This project built an open source tool to contribute to fight the social and economic impact of Covid-19 and slow the spread of CoVID-19 and future respiratory illness epidemics by alerting people when recordings of their breathing presents crackling or wheezing. It could be used in combination with standard self-assessment questions.
The project is still running, and you are welcome to contribute or follow.
In discussions with Dr Ben Goertzel, who heads a partner organisation of Perth IoT called Decentralised Artificial Intelligence Alliance (DAIA), Tom Zorde suggested the idea for a privacy-preserving respiratory analysis app, which I called “ResAlert”. It would use artificial intelligence (AI) to identify anomalies in recordings of human breathing and alert the user. Ben confirmed feasibility and support.
For context, DAIA exists to foster privacy-preserved data sharing between AI services. Technically this is implemented through a blockchain based decentralised marketplace called SingularityNet and Ocean protocol. This will be an important technology for the long-term democratization of the value and control offered by AI and the Internet of Things.
The project has three members thus far:
• Tom Zorde leading the project and product direction; and
• Dr. Deborah Duong leading AI development
• Servet Koçak - Advisory.
These DAIA technologies are not expected to underpin ResAlert in the first stage, but Tom plans that ResAlert will be deployed there once proven and operational to ensure privacy preservation at the highest degree. DAIA conveniently ran a hackathon called CoVIDathon to build privacy-centric solutions for CoVID19 using AI & Blockchain technologies.
Check out the submission video drafted at https://devpost.com/software/resalert
The project delivered a working prototype on 1st June 2020.
ResAlert delivered a deliveed a trained algorith and front end recording functionality as :
• A way to slow spread of respiratory viruses
• A way to reduce impact on medical services
• Anonymous & private feedback to reduce anxiety and empower user
• Alerts to user when abnormalities are evident
• Support alternative self-diagnosis tools and questionnaires such as CDC Coronavirus Self-Checker
• Open source code that the world can use and improve
• Machine learning algorithm, initially trained with publicly available data, that can detect crackles and wheezing in recordings of human respiratory breathing
• A simple user interface to demonstrate operation
• Strict privacy and anonymity
This was again achieved with volunteered skills and knowledge without monetary payment (yes some people can't get their head around that. We followed our proven Perth IoT leadership method where volunteers contribute because there is a strong purpose and value towards greater good).

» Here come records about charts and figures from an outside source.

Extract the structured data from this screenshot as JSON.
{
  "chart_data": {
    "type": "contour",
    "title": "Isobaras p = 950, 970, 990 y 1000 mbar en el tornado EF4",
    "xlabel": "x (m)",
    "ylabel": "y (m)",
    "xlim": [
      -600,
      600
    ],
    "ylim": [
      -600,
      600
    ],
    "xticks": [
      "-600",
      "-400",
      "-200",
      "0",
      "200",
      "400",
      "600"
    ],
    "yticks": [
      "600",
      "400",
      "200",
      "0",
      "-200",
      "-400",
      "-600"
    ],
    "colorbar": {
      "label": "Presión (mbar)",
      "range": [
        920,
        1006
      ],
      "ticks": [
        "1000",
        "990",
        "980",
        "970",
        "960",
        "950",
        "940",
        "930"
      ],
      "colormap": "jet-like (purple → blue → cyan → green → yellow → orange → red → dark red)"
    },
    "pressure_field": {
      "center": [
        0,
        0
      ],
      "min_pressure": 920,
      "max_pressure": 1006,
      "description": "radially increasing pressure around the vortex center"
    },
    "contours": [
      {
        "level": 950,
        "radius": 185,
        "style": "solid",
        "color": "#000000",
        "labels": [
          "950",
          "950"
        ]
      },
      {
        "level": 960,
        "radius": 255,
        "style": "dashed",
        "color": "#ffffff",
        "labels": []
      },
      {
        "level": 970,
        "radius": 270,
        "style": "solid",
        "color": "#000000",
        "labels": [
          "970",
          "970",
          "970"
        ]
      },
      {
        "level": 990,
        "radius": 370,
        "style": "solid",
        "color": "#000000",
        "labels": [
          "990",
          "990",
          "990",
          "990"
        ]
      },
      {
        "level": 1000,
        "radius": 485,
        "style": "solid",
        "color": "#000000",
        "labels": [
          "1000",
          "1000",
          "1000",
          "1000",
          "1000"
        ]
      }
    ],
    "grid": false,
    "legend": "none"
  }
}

In this case an Expression of Interest conviened superior talent in return for :
• The opportunity to make a difference to fighting Covid-19 and future respiratory illness epidemics
• The opportunity to make a difference to future architectures for privacy-preservation and decentralised technologies
• Experience and learnings from being involved in a disruptive and unconventional run project working with extraordinary talent.